There also are limitations in the scope of our study. The ADPP contained a number of active ingredients, which confers 2 key restrictions to the interpretation of the study findings. First, it is unclear to what extent each active ingredient contributed to the positive effect identified for the ADPP, and consequently further work is necessary to elucidate the mechanism of action of the ADPP. The ADPP could act by mechanisms such as inhibition of pathogen growth;29, 30 modulation of gastrointestinal immune function,18, 33, 35, 54, 55, 56 the gastrointestinal microbiome,13, 17, 18, 20, 35, 56, 57, 58 or gastrointestinal motility;58 the binding of water and toxins;59, 60, 61, 62 or any combination of these factors. Second, the use of a compound formulation limits the extent to which our findings can be extrapolated to other commercially available ADPPs. Because of heterogeneity in the composition of proprietary ADPPs, small differences in either the combination of, quantity of, or source of active ingredients could affect the efficacy of different ADPPs. For example, intraspecies variation in E. faecium could lead to heterogeneity in the behavior of different probiotic strains of E. faecium.63 Further studies using single active ingredients would provide information about the relative importance of individual components of the ADPP in dogs with acute diarrhea.
CONCLUSION
The ADPP was palatable and safe in dogs with acute diarrhea. Dogs receiving the ADPP experienced a small decrease in the duration of diarrhea and a decrease in the requirement for AMI because of deterioration or non‐improvement of diarrhea. The ADPP represents a novel product that exerts some clinical benefit in the management of dogs with acute diarrhea.
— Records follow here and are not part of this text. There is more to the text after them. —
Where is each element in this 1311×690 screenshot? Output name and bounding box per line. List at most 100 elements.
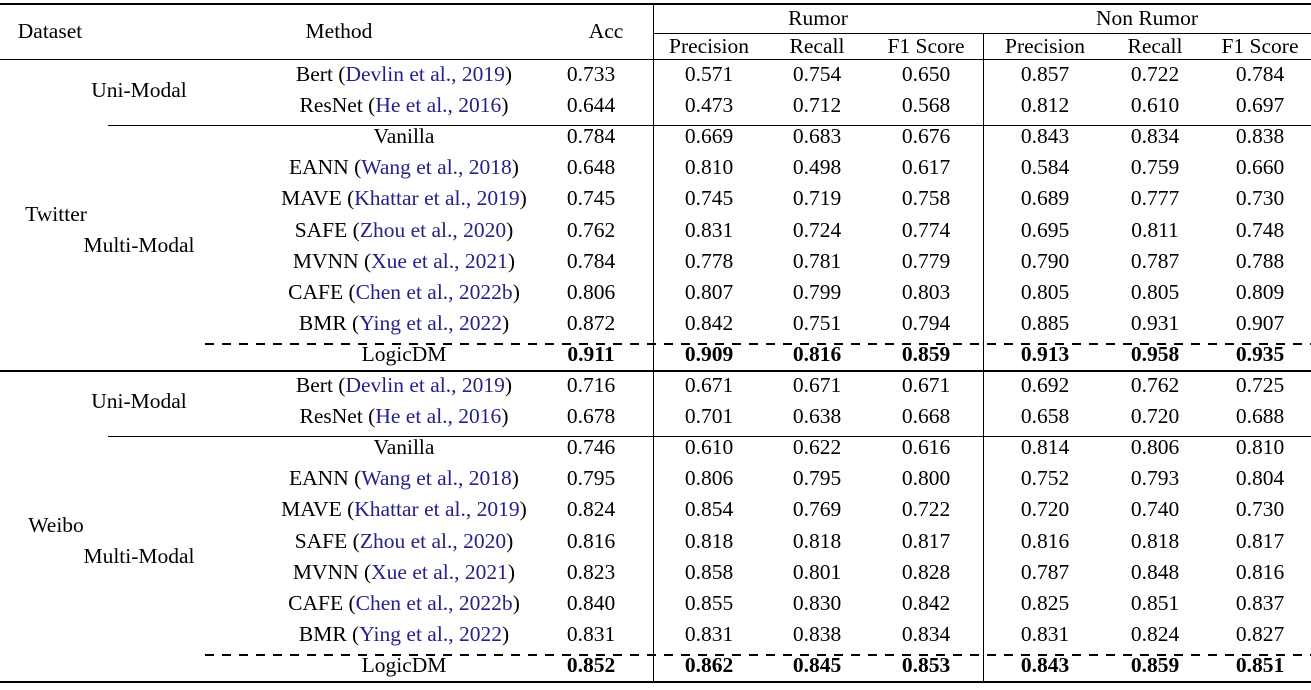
nonrumor-f1-value: 0.697 (1235, 93, 1285, 118)
acc-value: 0.872 (566, 310, 616, 335)
column-header-method: Method (305, 18, 373, 43)
citation-link[interactable]: Devlin et al., 2019 (345, 373, 505, 398)
table-row: BMR (Ying et al., 2022) 0.831 0.831 0.838 0.… (0, 619, 1311, 650)
rule-bottom (0, 681, 1311, 684)
method-cell: MVNN (Xue et al., 2021) (292, 559, 516, 584)
rumor-precision-value: 0.831 (684, 621, 734, 646)
method-cell: Vanilla (373, 435, 435, 460)
citation-link[interactable]: He et al., 2016 (375, 93, 502, 118)
citation-link[interactable]: Wang et al., 2018 (361, 155, 512, 180)
modality-label-uni-modal: Uni-Modal (91, 388, 187, 413)
nonrumor-recall-value: 0.759 (1130, 155, 1180, 180)
table-row: BMR (Ying et al., 2022) 0.872 0.842 0.751 0.… (0, 308, 1311, 339)
subheader-rumor-recall: Recall (789, 33, 845, 58)
citation-link[interactable]: Xue et al., 2021 (371, 559, 508, 584)
method-cell: MVNN (Xue et al., 2021) (292, 248, 516, 273)
nonrumor-f1-value: 0.784 (1235, 62, 1285, 87)
citation-link[interactable]: Wang et al., 2018 (361, 466, 512, 491)
rumor-precision-value: 0.855 (684, 590, 734, 615)
column-header-acc: Acc (588, 18, 624, 43)
nonrumor-f1-value: 0.810 (1235, 435, 1285, 460)
citation-link[interactable]: Xue et al., 2021 (371, 248, 508, 273)
citation-link[interactable]: He et al., 2016 (375, 404, 502, 429)
nonrumor-precision-value: 0.885 (1020, 310, 1070, 335)
modality-label-multi-modal: Multi-Modal (83, 233, 195, 258)
citation-link[interactable]: Chen et al., 2022b (355, 279, 513, 304)
nonrumor-recall-value: 0.824 (1130, 621, 1180, 646)
method-cell: CAFE (Chen et al., 2022b) (288, 279, 520, 304)
rumor-recall-value: 0.838 (792, 621, 842, 646)
rumor-precision-value: 0.862 (684, 652, 734, 677)
citation-link[interactable]: Ying et al., 2022 (359, 310, 502, 335)
nonrumor-recall-value: 0.793 (1130, 466, 1180, 491)
rumor-precision-value: 0.806 (684, 466, 734, 491)
rumor-precision-value: 0.858 (684, 559, 734, 584)
rumor-precision-value: 0.810 (684, 155, 734, 180)
acc-value: 0.784 (566, 124, 616, 149)
citation-link[interactable]: Chen et al., 2022b (355, 590, 513, 615)
citation-link[interactable]: Devlin et al., 2019 (345, 62, 505, 87)
acc-value: 0.644 (566, 93, 616, 118)
table-row: SAFE (Zhou et al., 2020) 0.762 0.831 0.724 0… (0, 215, 1311, 246)
subheader-nonrumor-f1: F1 Score (1221, 33, 1299, 58)
table-row: CAFE (Chen et al., 2022b) 0.840 0.855 0.830… (0, 588, 1311, 619)
nonrumor-precision-value: 0.913 (1020, 341, 1070, 366)
citation-link[interactable]: Zhou et al., 2020 (359, 217, 507, 242)
dataset-label-twitter: Twitter (25, 202, 87, 226)
rumor-f1-value: 0.676 (901, 124, 951, 149)
rumor-recall-value: 0.801 (792, 559, 842, 584)
rumor-recall-value: 0.724 (792, 217, 842, 242)
nonrumor-recall-value: 0.811 (1131, 217, 1179, 242)
rumor-precision-value: 0.807 (684, 279, 734, 304)
rumor-f1-value: 0.842 (901, 590, 951, 615)
nonrumor-f1-value: 0.837 (1235, 590, 1285, 615)
nonrumor-f1-value: 0.788 (1235, 248, 1285, 273)
nonrumor-f1-value: 0.730 (1235, 186, 1285, 211)
rumor-f1-value: 0.722 (901, 497, 951, 522)
section-divider (0, 370, 1311, 372)
method-cell: ResNet (He et al., 2016) (299, 93, 509, 118)
rumor-f1-value: 0.779 (901, 248, 951, 273)
rumor-recall-value: 0.683 (792, 124, 842, 149)
group-header-non-rumor: Non Rumor (1095, 6, 1199, 30)
citation-link[interactable]: Khattar et al., 2019 (354, 186, 520, 211)
rumor-f1-value: 0.794 (901, 310, 951, 335)
rumor-recall-value: 0.769 (792, 497, 842, 522)
acc-value: 0.911 (567, 341, 615, 366)
table-row: Bert (Devlin et al., 2019) 0.716 0.671 0.67… (0, 370, 1311, 401)
rumor-precision-value: 0.842 (684, 310, 734, 335)
rumor-recall-value: 0.799 (792, 279, 842, 304)
nonrumor-f1-value: 0.660 (1235, 155, 1285, 180)
nonrumor-recall-value: 0.777 (1130, 186, 1180, 211)
table-row: MVNN (Xue et al., 2021) 0.823 0.858 0.801 0.… (0, 557, 1311, 588)
method-cell: EANN (Wang et al., 2018) (289, 155, 519, 180)
subheader-rumor-precision: Precision (668, 33, 750, 58)
nonrumor-recall-value: 0.806 (1130, 435, 1180, 460)
nonrumor-f1-value: 0.838 (1235, 124, 1285, 149)
nonrumor-f1-value: 0.816 (1235, 559, 1285, 584)
table-row: SAFE (Zhou et al., 2020) 0.816 0.818 0.818 0… (0, 526, 1311, 557)
nonrumor-precision-value: 0.752 (1020, 466, 1070, 491)
method-cell: MAVE (Khattar et al., 2019) (281, 497, 527, 522)
nonrumor-f1-value: 0.804 (1235, 466, 1285, 491)
acc-value: 0.795 (566, 466, 616, 491)
dataset-label-weibo: Weibo (28, 513, 84, 537)
rumor-recall-value: 0.818 (792, 528, 842, 553)
nonrumor-recall-value: 0.931 (1130, 310, 1180, 335)
method-cell: CAFE (Chen et al., 2022b) (288, 590, 520, 615)
nonrumor-precision-value: 0.816 (1020, 528, 1070, 553)
table-row: MAVE (Khattar et al., 2019) 0.745 0.745 0.7… (0, 183, 1311, 214)
citation-link[interactable]: Ying et al., 2022 (359, 621, 502, 646)
nonrumor-precision-value: 0.843 (1020, 124, 1070, 149)
table-row: Bert (Devlin et al., 2019) 0.733 0.571 0.75… (0, 59, 1311, 90)
table-row: Vanilla 0.784 0.669 0.683 0.676 0.843 0.834 0.8… (0, 121, 1311, 152)
rumor-recall-value: 0.671 (792, 373, 842, 398)
citation-link[interactable]: Khattar et al., 2019 (354, 497, 520, 522)
rumor-f1-value: 0.774 (901, 217, 951, 242)
acc-value: 0.716 (566, 373, 616, 398)
rumor-f1-value: 0.828 (901, 559, 951, 584)
citation-link[interactable]: Zhou et al., 2020 (359, 528, 507, 553)
nonrumor-recall-value: 0.859 (1130, 652, 1180, 677)
table-row: MAVE (Khattar et al., 2019) 0.824 0.854 0.7… (0, 494, 1311, 525)
uni-multi-divider (108, 435, 1311, 437)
CONFLICT OF INTEREST DECLARATION
S. L. Nixon is employed by ADM Protexin Ltd and L. Rose is a past employee of ADM Protexin Ltd. The study was funded by ADM Protexin Ltd who manufactures Pro‐Kolin Advanced.
OFF‐LABEL ANTIMICROBIAL DECLARATION
Authors declare no off‐label use of antimicrobials.
INSTITUTIONAL ANIMAL CARE AND USE COMMITTEE (IACUC) OR OTHER APPROVAL DECLARATION
The study was approved by an independent animal welfare representative. There were no objections to the conduction of the study. Before the start of the study, each owner was informed about the study objectives and signed an owner consent form. The study design did not include any painful procedure in the study animals.
HUMAN ETHICS APPROVAL DECLARATION
Authors declare human ethics approval was not needed for this study.